Convert Earth's Polar Radius (R⊕ (p)) to Dekameter (dam) instantly.
Earth's Polar Radius to Dekameter conversion
1 Earth's Polar Radius (R⊕ (p)) = 635677.7 Dekameter (dam). To convert Earth's Polar Radius to Dekameter, multiply the value by 635677.7.
| Earth's Polar Radius (R⊕ (p)) | Dekameter (dam) |
|---|---|
| 1 | 635677.7 |
| 2 | 1271355.4 |
| 5 | 3178388.5 |
| 10 | 6356777 |
| 25 | 15891942 |
| 50 | 31783885 |
| 100 | 63567770 |
| 1000 | 635677700 |
Frequently asked questions
How many Dekameter are in one Earth's Polar Radius?
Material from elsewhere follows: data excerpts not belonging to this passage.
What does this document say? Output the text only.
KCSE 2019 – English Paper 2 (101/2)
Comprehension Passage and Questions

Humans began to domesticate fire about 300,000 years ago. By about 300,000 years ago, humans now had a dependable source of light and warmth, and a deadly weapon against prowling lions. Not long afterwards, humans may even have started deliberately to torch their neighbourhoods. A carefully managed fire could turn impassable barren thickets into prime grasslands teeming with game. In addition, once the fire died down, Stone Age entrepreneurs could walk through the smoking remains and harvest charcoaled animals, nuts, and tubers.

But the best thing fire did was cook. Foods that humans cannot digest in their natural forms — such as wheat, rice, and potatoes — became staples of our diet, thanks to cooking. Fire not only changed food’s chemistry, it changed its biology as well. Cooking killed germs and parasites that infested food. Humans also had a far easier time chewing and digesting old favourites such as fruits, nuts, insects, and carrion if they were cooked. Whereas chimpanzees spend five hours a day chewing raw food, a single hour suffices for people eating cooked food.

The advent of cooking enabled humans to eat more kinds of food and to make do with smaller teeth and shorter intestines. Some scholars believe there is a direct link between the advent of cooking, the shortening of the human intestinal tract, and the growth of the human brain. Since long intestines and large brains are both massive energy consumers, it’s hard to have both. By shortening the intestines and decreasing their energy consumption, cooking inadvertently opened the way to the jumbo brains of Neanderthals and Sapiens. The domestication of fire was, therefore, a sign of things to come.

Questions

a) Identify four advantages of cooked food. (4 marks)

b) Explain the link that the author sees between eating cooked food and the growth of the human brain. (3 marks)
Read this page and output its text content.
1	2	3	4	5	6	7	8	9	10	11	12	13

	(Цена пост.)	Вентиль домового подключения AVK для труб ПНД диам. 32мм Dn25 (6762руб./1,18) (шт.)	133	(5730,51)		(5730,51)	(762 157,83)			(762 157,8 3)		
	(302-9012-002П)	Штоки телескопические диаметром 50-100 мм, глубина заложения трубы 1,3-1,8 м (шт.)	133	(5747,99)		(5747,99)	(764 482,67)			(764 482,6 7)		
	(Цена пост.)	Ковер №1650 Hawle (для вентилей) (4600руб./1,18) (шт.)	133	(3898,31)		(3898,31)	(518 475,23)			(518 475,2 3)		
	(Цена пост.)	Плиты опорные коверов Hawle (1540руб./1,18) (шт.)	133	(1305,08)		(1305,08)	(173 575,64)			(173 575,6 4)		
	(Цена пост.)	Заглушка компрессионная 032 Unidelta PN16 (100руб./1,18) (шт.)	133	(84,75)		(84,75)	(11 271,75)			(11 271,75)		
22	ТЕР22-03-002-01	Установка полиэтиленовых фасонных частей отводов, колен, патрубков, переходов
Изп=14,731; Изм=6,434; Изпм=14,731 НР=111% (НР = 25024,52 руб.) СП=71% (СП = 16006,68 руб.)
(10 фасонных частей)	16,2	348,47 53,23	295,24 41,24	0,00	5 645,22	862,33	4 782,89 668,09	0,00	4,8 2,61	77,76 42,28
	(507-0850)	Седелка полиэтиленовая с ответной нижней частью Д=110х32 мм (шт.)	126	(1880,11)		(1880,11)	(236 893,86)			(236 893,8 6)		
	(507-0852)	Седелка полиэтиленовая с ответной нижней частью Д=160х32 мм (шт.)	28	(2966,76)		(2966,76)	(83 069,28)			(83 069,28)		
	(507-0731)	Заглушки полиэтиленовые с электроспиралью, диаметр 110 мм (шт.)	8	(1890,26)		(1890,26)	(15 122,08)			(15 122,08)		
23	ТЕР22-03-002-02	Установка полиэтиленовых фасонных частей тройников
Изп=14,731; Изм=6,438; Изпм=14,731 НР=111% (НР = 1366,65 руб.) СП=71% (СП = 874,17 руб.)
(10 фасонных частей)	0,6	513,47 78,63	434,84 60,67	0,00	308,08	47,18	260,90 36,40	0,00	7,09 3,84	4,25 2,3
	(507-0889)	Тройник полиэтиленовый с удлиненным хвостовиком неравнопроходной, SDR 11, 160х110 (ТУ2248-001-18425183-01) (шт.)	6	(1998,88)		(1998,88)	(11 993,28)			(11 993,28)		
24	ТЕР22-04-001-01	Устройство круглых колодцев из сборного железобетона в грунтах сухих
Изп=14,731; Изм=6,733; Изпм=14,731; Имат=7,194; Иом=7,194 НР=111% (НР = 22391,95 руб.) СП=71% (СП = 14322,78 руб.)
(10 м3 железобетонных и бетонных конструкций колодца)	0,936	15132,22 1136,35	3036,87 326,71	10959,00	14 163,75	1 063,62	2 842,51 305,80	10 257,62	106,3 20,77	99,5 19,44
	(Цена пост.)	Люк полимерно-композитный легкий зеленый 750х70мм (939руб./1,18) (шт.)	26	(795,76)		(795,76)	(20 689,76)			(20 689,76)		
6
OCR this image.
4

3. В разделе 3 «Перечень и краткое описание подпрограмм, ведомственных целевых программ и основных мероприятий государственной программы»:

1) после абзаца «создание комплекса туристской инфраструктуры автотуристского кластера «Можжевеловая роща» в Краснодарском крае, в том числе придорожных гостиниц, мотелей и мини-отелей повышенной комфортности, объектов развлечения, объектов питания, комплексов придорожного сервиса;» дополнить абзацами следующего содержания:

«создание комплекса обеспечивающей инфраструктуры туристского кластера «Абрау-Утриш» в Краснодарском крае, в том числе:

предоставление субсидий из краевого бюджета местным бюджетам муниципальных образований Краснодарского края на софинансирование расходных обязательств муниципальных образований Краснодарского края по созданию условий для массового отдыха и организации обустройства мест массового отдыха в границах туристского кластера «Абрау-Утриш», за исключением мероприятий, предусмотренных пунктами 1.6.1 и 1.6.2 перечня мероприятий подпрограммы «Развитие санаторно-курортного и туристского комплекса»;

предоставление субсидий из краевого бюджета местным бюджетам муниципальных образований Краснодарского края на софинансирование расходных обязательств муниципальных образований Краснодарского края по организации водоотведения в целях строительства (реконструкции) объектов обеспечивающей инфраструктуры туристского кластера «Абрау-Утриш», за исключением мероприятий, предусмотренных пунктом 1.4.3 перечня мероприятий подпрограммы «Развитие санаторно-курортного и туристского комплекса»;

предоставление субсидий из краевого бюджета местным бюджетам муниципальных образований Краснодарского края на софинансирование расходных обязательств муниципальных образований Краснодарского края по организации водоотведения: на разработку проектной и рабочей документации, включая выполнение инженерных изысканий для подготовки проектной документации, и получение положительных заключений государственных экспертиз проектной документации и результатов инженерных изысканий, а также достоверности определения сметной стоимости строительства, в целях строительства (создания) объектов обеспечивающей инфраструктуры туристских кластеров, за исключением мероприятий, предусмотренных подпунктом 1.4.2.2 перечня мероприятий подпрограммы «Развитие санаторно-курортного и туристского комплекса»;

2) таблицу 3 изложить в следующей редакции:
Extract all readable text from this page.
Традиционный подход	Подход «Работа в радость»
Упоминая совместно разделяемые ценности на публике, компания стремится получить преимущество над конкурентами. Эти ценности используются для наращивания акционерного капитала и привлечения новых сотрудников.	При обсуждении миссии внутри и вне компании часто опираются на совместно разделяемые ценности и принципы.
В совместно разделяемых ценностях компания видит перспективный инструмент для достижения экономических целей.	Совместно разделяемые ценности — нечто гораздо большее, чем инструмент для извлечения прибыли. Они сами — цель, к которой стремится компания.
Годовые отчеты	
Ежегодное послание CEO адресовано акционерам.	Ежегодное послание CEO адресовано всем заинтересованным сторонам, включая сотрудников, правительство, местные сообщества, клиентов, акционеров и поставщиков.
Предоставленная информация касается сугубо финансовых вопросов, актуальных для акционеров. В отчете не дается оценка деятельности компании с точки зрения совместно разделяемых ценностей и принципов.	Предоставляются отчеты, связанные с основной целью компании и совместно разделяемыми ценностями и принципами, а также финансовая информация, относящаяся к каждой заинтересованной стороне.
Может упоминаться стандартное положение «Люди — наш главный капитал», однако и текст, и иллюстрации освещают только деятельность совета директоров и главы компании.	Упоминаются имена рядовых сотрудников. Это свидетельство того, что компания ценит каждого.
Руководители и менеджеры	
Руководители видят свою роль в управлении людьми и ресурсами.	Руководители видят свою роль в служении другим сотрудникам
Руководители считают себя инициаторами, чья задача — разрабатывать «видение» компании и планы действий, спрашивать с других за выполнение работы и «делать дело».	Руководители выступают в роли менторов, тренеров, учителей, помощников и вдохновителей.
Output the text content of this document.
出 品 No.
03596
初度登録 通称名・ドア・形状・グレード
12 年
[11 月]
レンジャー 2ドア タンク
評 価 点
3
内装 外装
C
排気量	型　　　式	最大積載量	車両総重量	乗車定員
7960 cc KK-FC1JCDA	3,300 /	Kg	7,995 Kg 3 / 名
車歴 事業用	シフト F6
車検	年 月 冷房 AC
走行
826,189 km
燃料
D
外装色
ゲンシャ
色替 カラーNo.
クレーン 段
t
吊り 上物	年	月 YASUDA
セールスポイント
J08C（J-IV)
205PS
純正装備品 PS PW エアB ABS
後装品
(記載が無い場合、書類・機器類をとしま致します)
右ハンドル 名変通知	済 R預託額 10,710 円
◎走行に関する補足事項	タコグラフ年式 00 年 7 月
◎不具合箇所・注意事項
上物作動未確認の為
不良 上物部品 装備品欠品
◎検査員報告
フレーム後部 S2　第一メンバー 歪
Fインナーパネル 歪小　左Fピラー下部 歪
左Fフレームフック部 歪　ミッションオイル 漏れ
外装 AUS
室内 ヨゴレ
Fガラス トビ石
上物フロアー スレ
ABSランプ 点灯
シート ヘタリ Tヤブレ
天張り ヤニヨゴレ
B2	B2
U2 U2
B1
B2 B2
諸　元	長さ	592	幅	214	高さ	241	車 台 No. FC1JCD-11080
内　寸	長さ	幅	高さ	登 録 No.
One Earth's Polar Radius (R⊕ (p)) equals 635677.7 Dekameter (dam).
How do I convert Earth's Polar Radius to Dekameter?
To convert Earth's Polar Radius to Dekameter, multiply the value by 635677.7.
What is 10 Earth's Polar Radius in Dekameter?
10 Earth's Polar Radius = 6356777 Dekameter.
About these units
Earth's Polar Radius (R⊕ (p))
The Earth's polar radius is approximately 6,356.8 km, slightly shorter than the equatorial radius due to the Earth's flattening at the poles. This measurement is critical in modeling Earth's shape, gravity field, and rotation. It impacts satellite orbits, geodetic surveys, and global positioning systems (GPS). The difference between the equatorial and polar radii also explains phenomena such as centrifugal force variations, equatorial bulges, and sea level differences across latitudes. Understanding R⊕ (p) is essential for precision navigation, Earth science, and astronomy.
Dekameter (dam)
A dekameter (sometimes spelled "decameter"), equal to ten meters, is another unit in the metric system that is infrequently used in everyday life. Its primary applications arise in surveying, topographic mapping, and environmental science. When measuring the heights of waves, depth increments in lakes, or widths of natural features like river channels, the dekameter provides a convenient scale—large enough to avoid cumbersome numbers yet small enough to maintain meaningful detail. While modern GPS and digital mapping tools often use meters directly, the dekameter persists in specialty fields that value standardized interval measurements. For example, contour intervals on geographic maps may be expressed in dekameters for uniformity. The unit's relative obscurity reflects the public's preference for units with intuitive relevance (like meters and kilometers), but its presence is nonetheless important in systematic metric progression.